Testing the port forward can be achieved using the PortCheckTool as shown in Figure 6.

The “Your IP?” field should be automatically filled with the router’s current public IP address. In the “What Port?” field, enter the port number that is port forwarded. Click “Check Your Port”. If a “Success!” message appears, the port is successfully forwarded. In conjunction with this, the receive window of microC Pro for PIC should display messages similar to that shown in Figure 7.

The PortCheckTool establishes a connection with the ESP32-C3, i.e., “0, CONNECT”, after which it immediately disconnects, i.e., “0, CLOSED”.
Remote Communication
Download the SocketTool : TCPUDP & Automation app to remotely send messages to the ESP32-C3.
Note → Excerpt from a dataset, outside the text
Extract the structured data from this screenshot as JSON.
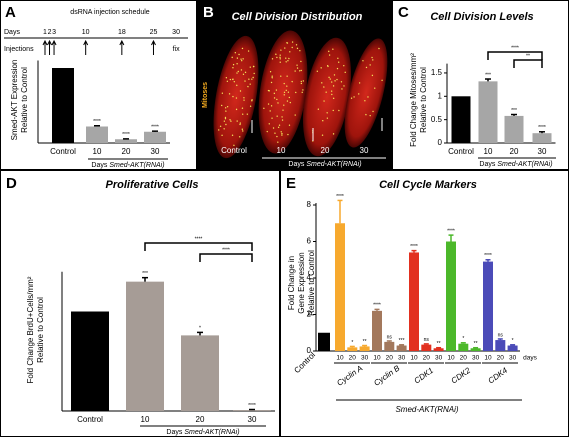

Press the “+” button to create a new connection (Slide 1). Enter the following details: name ESP32-C3, Host/IP esp32-c3.ddns.net, Port 12345, Protocol TCP, and Mode Client (Slide 2). The new connection should be displayed as shown (Slide 3). Press the play button, which should turn into a stop button (Slide 4). Click on the created socket tool to arrive at the messenger screen, which should display the following message: “Connected to esp32-c3.ddns.net” (Slide 5). Type and send a message “Test” (Slides 6-7). Finally, press the stop button to end the connection. In conjunction with these steps, the receive window of microC Pro for PIC should display messages similar to that shown in Figure 8.